Trabalhadores pararam na BR-381 para ver o duelo entre Brasil e Alemanha

iG Minas Gerais | BERNARDO MIRANDA |

Cinco gols em 30 minutos e o sonho de ver a final da Copa em casa foi por água abaixo, para o Caminhoneiro Rafael de Abreu,31. Morador de Santo Amaro da Imperatriz, em Santa Catarina, ele saiu da cidade antes da Copa, rodou do Sul ao Nordeste, assistiu jogos do Brasil nas estradas de quatro estados brasileiros. A derrota humilhante do Brasil para Alemanha, no Mineirão, seria a última que veria longe da família. Ele parou na churrascaria Rota do Sul, na BR-381, na altura da Igarapé, na região metropolitana, sentou mais uma vez sozinho, socou a mesa, xingou e foi embora decepcionado. A única partida da seleção que poderá ver acompanhado da mulher e dos dois filhos, será uma sem graça disputa pelo terceiro lugar.

"Cortei esse país durante a Copa. Vi um jogo na Bahia, outros três em Pernambuco, um no Rio Grande do Norte e agora aqui. Minha esperança era ver a final com a patroa, no conforto do lar, mas não deu. Em vez de perder tempo vendo o jogo, devia ter acelerado e chegado em casa mais cedo", lamentou Abreu, que brincou que o Nordeste deu mais sorte e o povo fazia mais festa que aqui.

Seu colega de estrada, Pedro Manzato, 58, veio de Marilan, no interior de São Paulo. Em vez de seguir viagem decidiu parar para ver o jogo. Apostou em um zero a zero, perdeu a paciência aos 20 minutos de jogo, e voltou para a estrada. " Uma vergonha", saiu irritado.

A medida que os gols da Alemanha iam saindo, Manzato ia ganhando seguidores. Da solidão na mesa que ocupavam na torcida, voltavam para a solidão da estrada. Teve quem quis embora, mas não tinha como. "Por causa desse vexame, foi feriado aqui na cidade e não pude descarregar, agora tenho que ficar parado aqui. O Brasil perdeu a Copa e eu perdi um dia de trabalho", reclamou Richard Marcon,40.

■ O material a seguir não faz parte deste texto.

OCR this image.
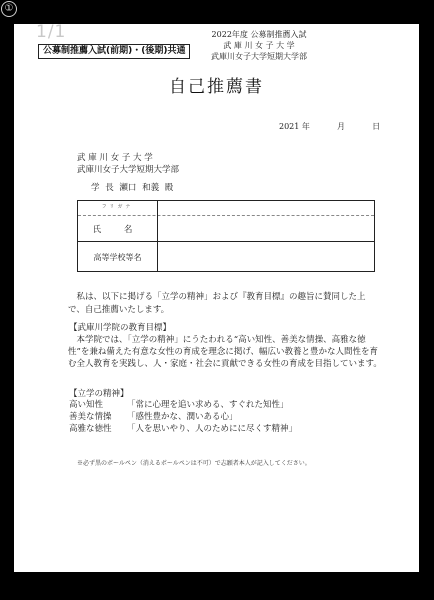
①
1/1
公募制推薦入試(前期)・(後期)共通
2022年度 公募制推薦入試
武 庫 川 女 子 大 学
武庫川女子大学短期大学部
自己推薦書
2021 年	月	日
武 庫 川 女 子 大 学
武庫川女子大学短期大学部
学 長 瀬口 和義 殿
フリガナ
氏 名
高等学校等名
私は、以下に掲げる「立学の精神」および『教育目標』の趣旨に賛同した上で、自己推薦いたします。
【武庫川学院の教育目標】
本学院では、「立学の精神」にうたわれる“高い知性、善美な情操、高雅な徳性”を兼ね備えた有意な女性の育成を理念に掲げ、幅広い教養と豊かな人間性を育む全人教育を実践し、人・家庭・社会に貢献できる女性の育成を目指しています。
【立学の精神】
高い知性	「常に心理を追い求める、すぐれた知性」
善美な情操 「感性豊かな、潤いある心」
高雅な徳性 「人を思いやり、人のためにに尽くす精神」
※必ず黒のボールペン（消えるボールペンは不可）で志願者本人が記入してください。
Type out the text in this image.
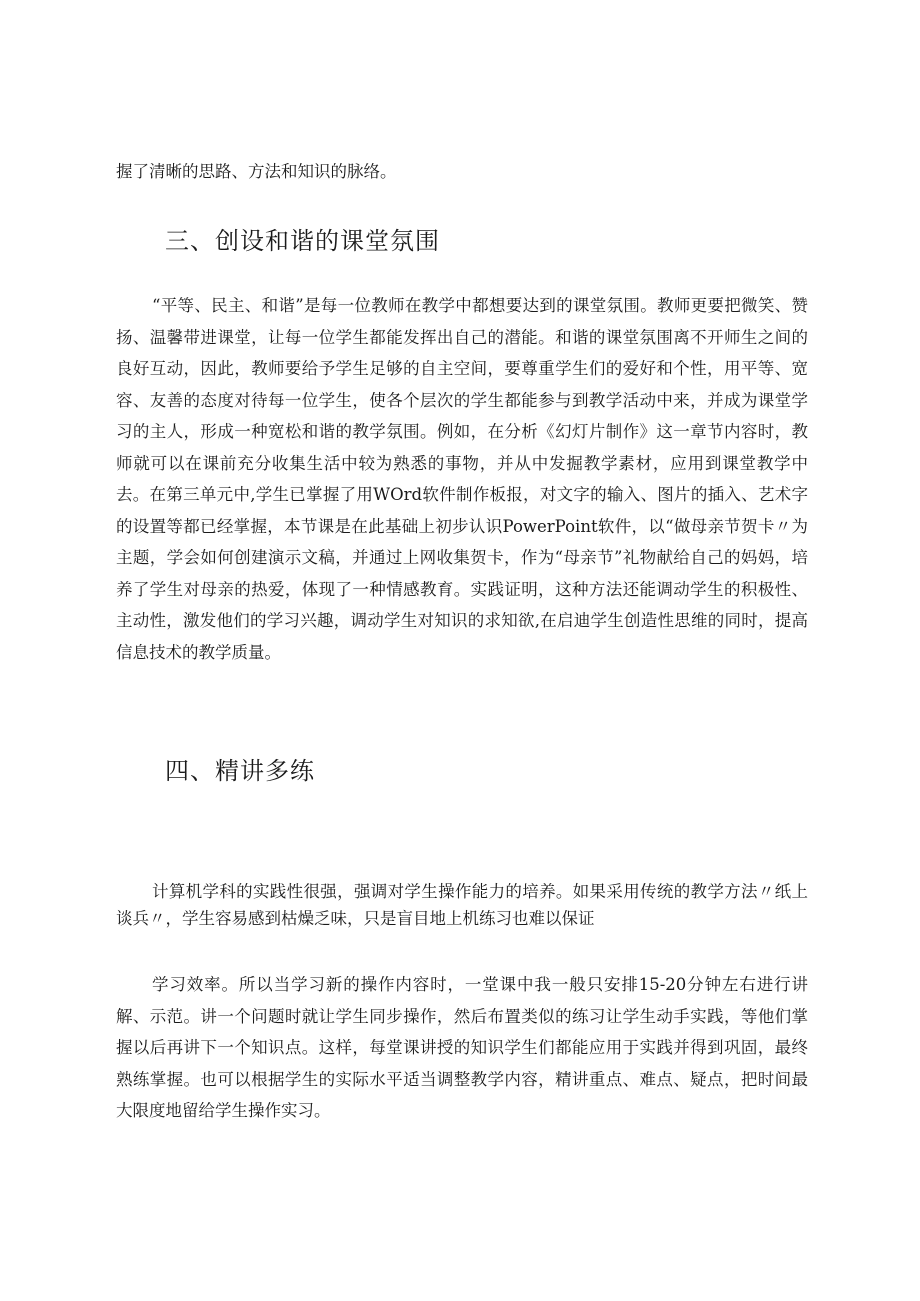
握了清晰的思路、方法和知识的脉络。

三、创设和谐的课堂氛围

“平等、民主、和谐”是每一位教师在教学中都想要达到的课堂氛围。教师更要把微笑、赞扬、温馨带进课堂，让每一位学生都能发挥出自己的潜能。和谐的课堂氛围离不开师生之间的良好互动，因此，教师要给予学生足够的自主空间，要尊重学生们的爱好和个性，用平等、宽容、友善的态度对待每一位学生，使各个层次的学生都能参与到教学活动中来，并成为课堂学习的主人，形成一种宽松和谐的教学氛围。例如，在分析《幻灯片制作》这一章节内容时，教师就可以在课前充分收集生活中较为熟悉的事物，并从中发掘教学素材，应用到课堂教学中去。在第三单元中,学生已掌握了用WOrd软件制作板报，对文字的输入、图片的插入、艺术字的设置等都已经掌握，本节课是在此基础上初步认识PowerPoint软件，以“做母亲节贺卡〃为主题，学会如何创建演示文稿，并通过上网收集贺卡，作为“母亲节”礼物献给自己的妈妈，培养了学生对母亲的热爱，体现了一种情感教育。实践证明，这种方法还能调动学生的积极性、主动性，激发他们的学习兴趣，调动学生对知识的求知欲,在启迪学生创造性思维的同时，提高信息技术的教学质量。

四、精讲多练

计算机学科的实践性很强，强调对学生操作能力的培养。如果采用传统的教学方法〃纸上谈兵〃，学生容易感到枯燥乏味，只是盲目地上机练习也难以保证

学习效率。所以当学习新的操作内容时，一堂课中我一般只安排15-20分钟左右进行讲解、示范。讲一个问题时就让学生同步操作，然后布置类似的练习让学生动手实践，等他们掌握以后再讲下一个知识点。这样，每堂课讲授的知识学生们都能应用于实践并得到巩固，最终熟练掌握。也可以根据学生的实际水平适当调整教学内容，精讲重点、难点、疑点，把时间最大限度地留给学生操作实习。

Quem resistiu ao massacre alemão, apelou para o bom humor. No segundo tempo a torcida foi para ampliar a goleada para apimentar ainda mais as piadas contra a seleção brasileira. Os principais alvos eram Fred, Bernard e o técnico Felipão. "Vê se eu vou ficar chorando. Esses jogadores estão ganhando rios de dinheiro, e eu vou ficar sofrendo aqui. O jeito é arranjar mais um motivo para sorrir", disse Odair Miranda, 39.

O jogo acabou, os caminhoneiros seguiram viagem, pois ao contrário da seleção brasileira, não podem ficar no meio de caminho.